John Cottingham (born 1943) is an English philosopher. The focus of his research has been early-modern philosophy (especially Descartes), the philosophy of religion and moral philosophy.[1] [2] He is a Professor Emeritus of Philosophy at the University of Reading, Professorial Research Fellow at Heythrop College, University of London, and Honorary Fellow of St John's College, Oxford. He is also a current Visiting Professor to the Philosophy Department at King's College, London.

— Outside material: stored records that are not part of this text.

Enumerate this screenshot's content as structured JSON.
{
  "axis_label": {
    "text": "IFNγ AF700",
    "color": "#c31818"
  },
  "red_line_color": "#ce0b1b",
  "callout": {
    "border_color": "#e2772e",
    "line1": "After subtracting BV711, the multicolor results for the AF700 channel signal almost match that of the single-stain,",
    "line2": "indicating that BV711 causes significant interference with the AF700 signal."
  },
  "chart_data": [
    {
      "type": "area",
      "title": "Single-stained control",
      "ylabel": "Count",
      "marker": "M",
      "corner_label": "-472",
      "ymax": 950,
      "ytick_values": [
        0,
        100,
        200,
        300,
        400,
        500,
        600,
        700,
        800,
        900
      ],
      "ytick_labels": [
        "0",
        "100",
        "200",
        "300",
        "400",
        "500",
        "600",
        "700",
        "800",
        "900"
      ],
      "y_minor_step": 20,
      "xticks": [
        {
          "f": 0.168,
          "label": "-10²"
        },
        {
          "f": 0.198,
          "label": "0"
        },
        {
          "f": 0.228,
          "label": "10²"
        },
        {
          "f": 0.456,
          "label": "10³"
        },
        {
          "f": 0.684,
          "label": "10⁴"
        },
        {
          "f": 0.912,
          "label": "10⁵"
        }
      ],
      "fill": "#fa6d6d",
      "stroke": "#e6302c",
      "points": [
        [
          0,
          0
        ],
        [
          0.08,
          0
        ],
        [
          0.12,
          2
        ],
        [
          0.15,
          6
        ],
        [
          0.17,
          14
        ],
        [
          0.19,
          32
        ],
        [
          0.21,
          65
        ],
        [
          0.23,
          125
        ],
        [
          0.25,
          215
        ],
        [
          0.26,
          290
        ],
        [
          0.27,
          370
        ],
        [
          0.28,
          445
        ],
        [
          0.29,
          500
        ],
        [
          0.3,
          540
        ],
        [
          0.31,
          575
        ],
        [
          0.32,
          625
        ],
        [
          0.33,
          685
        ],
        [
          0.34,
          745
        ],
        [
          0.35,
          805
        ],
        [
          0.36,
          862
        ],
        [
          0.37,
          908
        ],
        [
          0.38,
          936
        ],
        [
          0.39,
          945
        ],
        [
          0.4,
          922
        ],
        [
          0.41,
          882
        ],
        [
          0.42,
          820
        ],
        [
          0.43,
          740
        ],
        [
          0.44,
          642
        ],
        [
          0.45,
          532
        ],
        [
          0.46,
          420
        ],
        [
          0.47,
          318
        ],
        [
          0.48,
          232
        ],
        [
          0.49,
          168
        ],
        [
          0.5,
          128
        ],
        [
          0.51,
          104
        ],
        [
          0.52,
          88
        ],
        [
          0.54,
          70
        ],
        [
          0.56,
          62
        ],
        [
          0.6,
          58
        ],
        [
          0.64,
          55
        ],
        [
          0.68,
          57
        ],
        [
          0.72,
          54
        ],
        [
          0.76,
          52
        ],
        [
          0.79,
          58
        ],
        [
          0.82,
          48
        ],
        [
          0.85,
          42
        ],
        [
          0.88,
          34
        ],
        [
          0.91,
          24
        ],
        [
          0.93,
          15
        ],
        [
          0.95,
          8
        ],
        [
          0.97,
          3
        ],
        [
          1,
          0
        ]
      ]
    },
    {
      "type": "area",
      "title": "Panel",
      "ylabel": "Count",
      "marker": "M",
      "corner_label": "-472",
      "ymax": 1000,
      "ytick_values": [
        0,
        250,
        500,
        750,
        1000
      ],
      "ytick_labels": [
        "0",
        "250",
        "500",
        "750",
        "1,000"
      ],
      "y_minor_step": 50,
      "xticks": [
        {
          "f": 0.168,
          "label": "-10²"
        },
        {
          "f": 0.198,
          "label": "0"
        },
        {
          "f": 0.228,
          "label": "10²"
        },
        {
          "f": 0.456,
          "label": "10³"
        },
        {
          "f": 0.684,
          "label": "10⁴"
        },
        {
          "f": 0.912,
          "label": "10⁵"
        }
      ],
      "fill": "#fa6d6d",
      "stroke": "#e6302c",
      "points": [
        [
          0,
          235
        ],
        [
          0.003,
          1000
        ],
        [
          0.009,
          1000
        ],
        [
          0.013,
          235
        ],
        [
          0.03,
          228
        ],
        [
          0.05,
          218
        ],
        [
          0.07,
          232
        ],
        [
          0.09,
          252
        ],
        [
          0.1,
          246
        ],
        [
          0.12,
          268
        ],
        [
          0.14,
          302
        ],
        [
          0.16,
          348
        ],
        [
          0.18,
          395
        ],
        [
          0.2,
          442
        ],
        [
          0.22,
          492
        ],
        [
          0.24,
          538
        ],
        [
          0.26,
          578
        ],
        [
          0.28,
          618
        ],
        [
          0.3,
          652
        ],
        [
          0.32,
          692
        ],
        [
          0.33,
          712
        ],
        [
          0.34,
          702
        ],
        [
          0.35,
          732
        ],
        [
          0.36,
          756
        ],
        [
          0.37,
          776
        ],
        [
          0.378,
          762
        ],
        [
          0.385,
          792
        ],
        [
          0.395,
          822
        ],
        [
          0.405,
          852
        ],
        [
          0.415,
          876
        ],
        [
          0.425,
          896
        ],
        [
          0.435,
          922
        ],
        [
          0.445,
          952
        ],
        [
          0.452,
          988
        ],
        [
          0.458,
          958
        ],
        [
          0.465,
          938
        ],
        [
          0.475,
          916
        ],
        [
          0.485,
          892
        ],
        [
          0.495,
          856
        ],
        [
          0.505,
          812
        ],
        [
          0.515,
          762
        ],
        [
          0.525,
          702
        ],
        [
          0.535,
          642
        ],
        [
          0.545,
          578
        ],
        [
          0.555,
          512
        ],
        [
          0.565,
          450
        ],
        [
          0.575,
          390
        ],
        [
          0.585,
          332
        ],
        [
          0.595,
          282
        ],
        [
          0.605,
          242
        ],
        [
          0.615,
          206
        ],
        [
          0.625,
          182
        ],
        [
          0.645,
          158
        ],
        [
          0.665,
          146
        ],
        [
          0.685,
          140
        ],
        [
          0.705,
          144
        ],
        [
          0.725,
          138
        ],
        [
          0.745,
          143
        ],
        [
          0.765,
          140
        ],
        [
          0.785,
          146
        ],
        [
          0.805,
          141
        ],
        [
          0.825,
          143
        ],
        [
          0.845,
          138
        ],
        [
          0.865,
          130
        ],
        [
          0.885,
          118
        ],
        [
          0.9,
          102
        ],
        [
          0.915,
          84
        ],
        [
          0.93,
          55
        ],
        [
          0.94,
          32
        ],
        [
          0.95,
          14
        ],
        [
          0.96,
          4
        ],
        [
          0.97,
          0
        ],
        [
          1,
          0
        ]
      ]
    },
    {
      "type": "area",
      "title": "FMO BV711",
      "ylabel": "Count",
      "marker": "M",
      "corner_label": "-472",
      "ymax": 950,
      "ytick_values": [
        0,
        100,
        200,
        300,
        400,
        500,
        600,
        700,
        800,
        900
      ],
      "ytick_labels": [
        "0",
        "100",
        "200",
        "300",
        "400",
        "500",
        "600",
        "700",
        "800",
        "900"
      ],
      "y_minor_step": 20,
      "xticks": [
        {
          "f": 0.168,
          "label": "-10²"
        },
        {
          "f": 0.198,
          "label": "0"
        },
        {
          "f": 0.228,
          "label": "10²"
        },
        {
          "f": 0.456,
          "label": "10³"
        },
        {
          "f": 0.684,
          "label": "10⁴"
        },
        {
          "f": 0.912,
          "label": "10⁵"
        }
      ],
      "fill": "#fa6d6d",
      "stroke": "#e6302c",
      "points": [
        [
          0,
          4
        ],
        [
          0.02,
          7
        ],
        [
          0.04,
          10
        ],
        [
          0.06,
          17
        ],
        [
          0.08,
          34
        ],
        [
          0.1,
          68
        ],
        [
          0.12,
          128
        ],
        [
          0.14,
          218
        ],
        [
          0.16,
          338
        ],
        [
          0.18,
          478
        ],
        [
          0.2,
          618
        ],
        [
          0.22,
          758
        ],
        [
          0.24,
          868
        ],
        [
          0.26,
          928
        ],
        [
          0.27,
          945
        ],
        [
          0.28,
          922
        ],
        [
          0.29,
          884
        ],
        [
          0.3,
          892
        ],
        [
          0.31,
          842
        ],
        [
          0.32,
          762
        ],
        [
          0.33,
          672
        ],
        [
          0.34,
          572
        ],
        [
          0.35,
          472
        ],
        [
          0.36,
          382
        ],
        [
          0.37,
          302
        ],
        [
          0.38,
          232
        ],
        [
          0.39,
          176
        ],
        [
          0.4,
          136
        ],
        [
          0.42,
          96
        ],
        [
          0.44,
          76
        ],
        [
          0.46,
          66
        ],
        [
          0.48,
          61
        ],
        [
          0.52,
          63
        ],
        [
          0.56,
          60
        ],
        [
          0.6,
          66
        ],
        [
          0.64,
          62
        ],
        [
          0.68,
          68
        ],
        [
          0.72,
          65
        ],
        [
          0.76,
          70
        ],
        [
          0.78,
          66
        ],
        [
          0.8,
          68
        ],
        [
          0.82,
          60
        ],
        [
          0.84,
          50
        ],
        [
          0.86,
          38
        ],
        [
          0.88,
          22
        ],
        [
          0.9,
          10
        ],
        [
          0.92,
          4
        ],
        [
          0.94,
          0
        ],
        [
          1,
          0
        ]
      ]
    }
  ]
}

Cottingham has served as editor of the journal Ratio, president of the Aristotelian Society, of the British Society for the Philosophy of Religion, of the Mind Association and as Chairman of the British Society for the History of Philosophy. A Festschrift with responses by Cottingham, The Moral Life, was published by Palgrave in 2008.
Cottingham was educated at Merchant Taylors’ School near London, and St John's College, Oxford.
Cottingham introduced trialism as an alternative interpretation of the mind–body dualism of Descartes. Although composed of two substances, mind and body, the human being possesses distinctive attributes in its own right (including sensations, passions, emotions), and these form a third category, that cannot be reduced to thought or extension.[3] Cottingham has also argued that Descartes's view of animals as ‘machines’ does not have the reductionistic implications commonly supposed.[4] Finally, Cottingham has explored the importance of Descartes as a moral philosopher, with a comprehensive picture of the good life that draws both on his scientific work (in physiology and psychology) and also on the theistic outlook that informs all his philosophy.[5] Cottingham is co-editor and translator of the three-volume Cambridge edition of The Philosophical Writings of Descartes.[6]
Cottingham criticizes a putative psychological impoverishment of contemporary moral philosophy, and argues that any plausible theory of a good and integrated life for human beings needs to draw on the insights available from a broadly psychoanalytic perspective.[7] His work on partiality defends the importance of self-concern as a central ingredient in virtue.[8] In On the Meaning of Life, he addresses the relationship between moral, aesthetic and religious modes of awareness in constituting a meaningful life.[9] Cottingham's more recent work in the philosophy of religion argues for the primacy of the moral and spiritual aspects of religious allegiance over theoretical and doctrinal components.[10]